The officers who apprehended Moya admitted that they stationed themselves at the airport specifically to investigate the transportation of illicit drugs. Under these circumstances, we believe it is reasonable to expect officers to arrange to have a narcotics detecting dog readily available. See also United States v. Puglisi, 723 F.2d 779, 791 (11th Cir.1984) (three hour detention of luggage while awaiting canine sniff-test unreasonable where officer had alternatives of having trained dog at airport or directing agents in the destination terminal to conduct the search); cf. United States v. West, supra, 723 F.2d at 3 (remanding to district court question why agents did not have trained dog in immediate vicinity); United States v. Sanders, 719 F.2d 882, 887 (6th Cir.1983) (detention found unreasonable where no explanation why agents did not arrange to conduct investigation at airport). In fact, the record in the instant case indicates that Moya’s shoulder bag was eventually tested by a dog from the United States Customs Department located in the airport’s international terminal; there is no explanation why it took three hours to transport the luggage from one terminal to another. See Transcript of December 1, 1980, at 32-33.

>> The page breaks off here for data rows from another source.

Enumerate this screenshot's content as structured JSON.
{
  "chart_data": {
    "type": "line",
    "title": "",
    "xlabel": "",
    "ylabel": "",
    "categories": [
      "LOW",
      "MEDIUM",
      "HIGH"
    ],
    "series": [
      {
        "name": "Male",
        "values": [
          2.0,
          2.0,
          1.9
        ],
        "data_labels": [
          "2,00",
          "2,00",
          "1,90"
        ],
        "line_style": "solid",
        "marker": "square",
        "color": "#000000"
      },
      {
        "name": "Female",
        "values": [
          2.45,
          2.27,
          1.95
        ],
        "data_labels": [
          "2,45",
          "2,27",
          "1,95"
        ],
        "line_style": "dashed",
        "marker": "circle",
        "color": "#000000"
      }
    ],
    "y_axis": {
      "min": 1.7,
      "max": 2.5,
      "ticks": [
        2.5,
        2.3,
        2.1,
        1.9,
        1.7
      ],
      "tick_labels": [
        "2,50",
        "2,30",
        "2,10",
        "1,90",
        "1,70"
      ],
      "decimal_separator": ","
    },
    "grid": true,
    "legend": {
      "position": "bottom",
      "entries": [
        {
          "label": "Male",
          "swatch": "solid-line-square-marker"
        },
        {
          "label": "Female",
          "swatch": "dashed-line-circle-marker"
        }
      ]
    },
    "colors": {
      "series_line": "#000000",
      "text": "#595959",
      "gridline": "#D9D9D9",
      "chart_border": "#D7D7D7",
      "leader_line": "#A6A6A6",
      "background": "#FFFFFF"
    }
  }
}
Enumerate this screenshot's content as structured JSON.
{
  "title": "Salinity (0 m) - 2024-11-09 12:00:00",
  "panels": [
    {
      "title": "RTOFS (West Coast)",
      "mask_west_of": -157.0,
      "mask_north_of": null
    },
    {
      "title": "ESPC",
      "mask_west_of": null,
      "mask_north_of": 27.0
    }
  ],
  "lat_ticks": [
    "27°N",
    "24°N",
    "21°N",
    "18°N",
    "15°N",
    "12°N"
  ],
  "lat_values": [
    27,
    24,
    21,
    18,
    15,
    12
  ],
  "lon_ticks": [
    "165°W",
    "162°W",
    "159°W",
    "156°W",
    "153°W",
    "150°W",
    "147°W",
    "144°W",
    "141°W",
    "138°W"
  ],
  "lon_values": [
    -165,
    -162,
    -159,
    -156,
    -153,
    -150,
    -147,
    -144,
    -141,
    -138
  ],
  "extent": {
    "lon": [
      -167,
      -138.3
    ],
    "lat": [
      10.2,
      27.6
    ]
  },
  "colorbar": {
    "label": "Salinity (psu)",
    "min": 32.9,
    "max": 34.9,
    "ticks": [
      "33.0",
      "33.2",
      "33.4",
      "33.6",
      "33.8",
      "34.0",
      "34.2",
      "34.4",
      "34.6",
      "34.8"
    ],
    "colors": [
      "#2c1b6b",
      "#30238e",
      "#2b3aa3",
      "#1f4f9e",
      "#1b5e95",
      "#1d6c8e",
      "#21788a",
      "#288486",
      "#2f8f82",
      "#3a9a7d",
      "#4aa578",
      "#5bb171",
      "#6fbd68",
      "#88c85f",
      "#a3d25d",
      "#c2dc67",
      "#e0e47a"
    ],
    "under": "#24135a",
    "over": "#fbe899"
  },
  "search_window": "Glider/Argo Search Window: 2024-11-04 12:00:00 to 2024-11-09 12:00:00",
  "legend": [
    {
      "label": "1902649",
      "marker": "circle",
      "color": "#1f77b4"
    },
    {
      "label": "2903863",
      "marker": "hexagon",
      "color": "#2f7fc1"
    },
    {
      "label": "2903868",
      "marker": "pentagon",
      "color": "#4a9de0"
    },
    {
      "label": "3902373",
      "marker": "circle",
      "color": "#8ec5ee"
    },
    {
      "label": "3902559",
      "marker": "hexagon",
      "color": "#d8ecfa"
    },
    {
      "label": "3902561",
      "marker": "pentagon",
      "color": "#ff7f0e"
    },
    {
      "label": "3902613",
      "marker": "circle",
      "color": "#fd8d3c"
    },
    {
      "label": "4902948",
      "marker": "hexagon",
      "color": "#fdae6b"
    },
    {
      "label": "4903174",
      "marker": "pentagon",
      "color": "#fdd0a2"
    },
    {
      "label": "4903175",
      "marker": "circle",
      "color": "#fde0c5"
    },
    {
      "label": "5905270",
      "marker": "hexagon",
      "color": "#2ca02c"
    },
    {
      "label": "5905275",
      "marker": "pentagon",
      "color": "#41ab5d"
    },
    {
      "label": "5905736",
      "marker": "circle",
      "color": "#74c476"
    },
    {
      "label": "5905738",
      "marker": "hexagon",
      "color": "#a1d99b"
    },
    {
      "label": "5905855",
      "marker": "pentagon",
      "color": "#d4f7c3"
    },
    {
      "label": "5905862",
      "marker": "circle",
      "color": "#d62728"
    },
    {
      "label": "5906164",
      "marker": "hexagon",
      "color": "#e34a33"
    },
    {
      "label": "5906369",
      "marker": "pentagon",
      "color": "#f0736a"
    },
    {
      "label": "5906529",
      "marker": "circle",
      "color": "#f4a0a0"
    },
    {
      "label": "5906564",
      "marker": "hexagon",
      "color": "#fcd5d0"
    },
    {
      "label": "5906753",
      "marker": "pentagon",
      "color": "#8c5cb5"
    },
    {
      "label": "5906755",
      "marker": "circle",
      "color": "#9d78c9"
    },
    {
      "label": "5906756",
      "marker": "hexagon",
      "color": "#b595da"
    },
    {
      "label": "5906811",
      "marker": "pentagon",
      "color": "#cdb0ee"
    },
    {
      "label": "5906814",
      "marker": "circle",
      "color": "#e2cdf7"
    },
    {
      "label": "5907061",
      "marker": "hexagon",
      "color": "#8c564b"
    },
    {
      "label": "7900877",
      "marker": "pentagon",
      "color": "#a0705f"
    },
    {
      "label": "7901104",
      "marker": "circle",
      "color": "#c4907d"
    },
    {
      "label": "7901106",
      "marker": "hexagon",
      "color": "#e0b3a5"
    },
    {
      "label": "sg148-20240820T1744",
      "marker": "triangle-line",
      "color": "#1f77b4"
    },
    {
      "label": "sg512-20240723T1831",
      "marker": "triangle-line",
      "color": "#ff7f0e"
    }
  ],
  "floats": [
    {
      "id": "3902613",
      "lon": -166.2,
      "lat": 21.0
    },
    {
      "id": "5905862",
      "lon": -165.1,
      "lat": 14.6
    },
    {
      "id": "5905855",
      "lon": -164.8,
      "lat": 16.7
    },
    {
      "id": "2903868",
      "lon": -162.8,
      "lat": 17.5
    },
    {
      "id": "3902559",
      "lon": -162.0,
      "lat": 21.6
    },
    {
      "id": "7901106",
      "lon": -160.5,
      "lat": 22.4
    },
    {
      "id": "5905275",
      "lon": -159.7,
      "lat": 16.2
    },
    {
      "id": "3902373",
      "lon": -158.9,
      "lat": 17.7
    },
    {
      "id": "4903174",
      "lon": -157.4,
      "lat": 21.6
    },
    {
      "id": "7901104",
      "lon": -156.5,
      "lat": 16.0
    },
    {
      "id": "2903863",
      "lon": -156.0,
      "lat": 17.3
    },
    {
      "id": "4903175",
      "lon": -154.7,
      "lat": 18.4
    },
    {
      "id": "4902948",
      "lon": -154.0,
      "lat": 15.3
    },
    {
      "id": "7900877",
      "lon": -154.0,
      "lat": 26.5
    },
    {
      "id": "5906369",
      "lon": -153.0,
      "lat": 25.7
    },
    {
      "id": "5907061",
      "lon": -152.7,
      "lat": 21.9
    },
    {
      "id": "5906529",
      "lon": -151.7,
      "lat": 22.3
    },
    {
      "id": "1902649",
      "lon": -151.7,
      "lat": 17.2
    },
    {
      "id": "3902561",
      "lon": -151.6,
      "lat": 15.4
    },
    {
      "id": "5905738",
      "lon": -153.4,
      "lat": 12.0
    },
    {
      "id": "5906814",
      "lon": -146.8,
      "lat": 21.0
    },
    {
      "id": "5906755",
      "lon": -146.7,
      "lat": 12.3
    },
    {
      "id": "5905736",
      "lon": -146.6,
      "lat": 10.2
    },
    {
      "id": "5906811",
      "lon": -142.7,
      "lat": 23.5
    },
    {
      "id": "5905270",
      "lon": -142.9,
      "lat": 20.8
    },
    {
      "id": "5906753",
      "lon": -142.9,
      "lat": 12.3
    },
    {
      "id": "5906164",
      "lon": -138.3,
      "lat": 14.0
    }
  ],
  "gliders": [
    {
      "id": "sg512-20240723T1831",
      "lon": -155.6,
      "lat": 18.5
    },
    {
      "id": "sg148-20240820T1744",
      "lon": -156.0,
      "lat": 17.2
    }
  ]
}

In addition, the Court in Place found the unreasonableness of the search exacerbated by the officers’ failure to inform the defendant where his luggage was being detained or how long the detention would last, and to make arrangements for the return of the luggage if the sniff-test was negative. 103 S.Ct. at 2646. See also United States v. Saperstein, supra, 723 F.2d at 1233 n. 18. The officers acted similarly unreasonably with respect to the seizure of Moya’s luggage.
We recognize that in Place the New York law enforcement officers were given advance notice by agents in Miami that the defendant, a suspected drug courier, was going to be arriving. The Supreme Court held that the diligence with which law enforcement officers pursue an investigation is one factor, although not the only factor, to be considered in assessing the reasonableness of a detention. The Court concluded that the officers involved in Place were less than diligent because they could have, but failed to “arrange for their additional investigation ..., thereby ... minimizing] the intrusion on respondent’s Fourth Amendment interests.” United States v. Place, supra, 103 S.Ct. at 2645-46. Because the officers had alternatives that would have minimized the intrusion on Moya’s fourth amendment interests, we are not persuaded by the argument that the *1051officers had no advance warning that Moya would be arriving at the airport.
The judgment of the district court is vacated and remanded with instructions to suppress all evidence seized from Moya’s shoulder bag.
. Even if the officers had probable cause to believe Moya’s bag contained contraband, there would be a question whether the three hour detention of the bag before seeking a search warrant was reasonable. See United States v. Saperstein, 723 F.2d 1221, 1232 (6th Cir.1983).
. We do not condone dishonesty with police officers. We note, however, that people are entitled to refuse to provide information to the police. See U.S. Const, amend. V; United States v. Mendenhall, 446 U.S. 544, 554, 100 S.Ct. 1870, 1877, 64 L.Ed.2d 497 (1980) (plurality opinion) (rationale for permitting investigative stops is that answers are consensual); Miranda v. Arizona, 384 U.S. 436, 458-65, 86 S.Ct. 1602, 1619-23, 16 L.Ed.2d 694 (1966). Nevertheless, many people may have difficulty forthrightly refusing to give police officers requested information.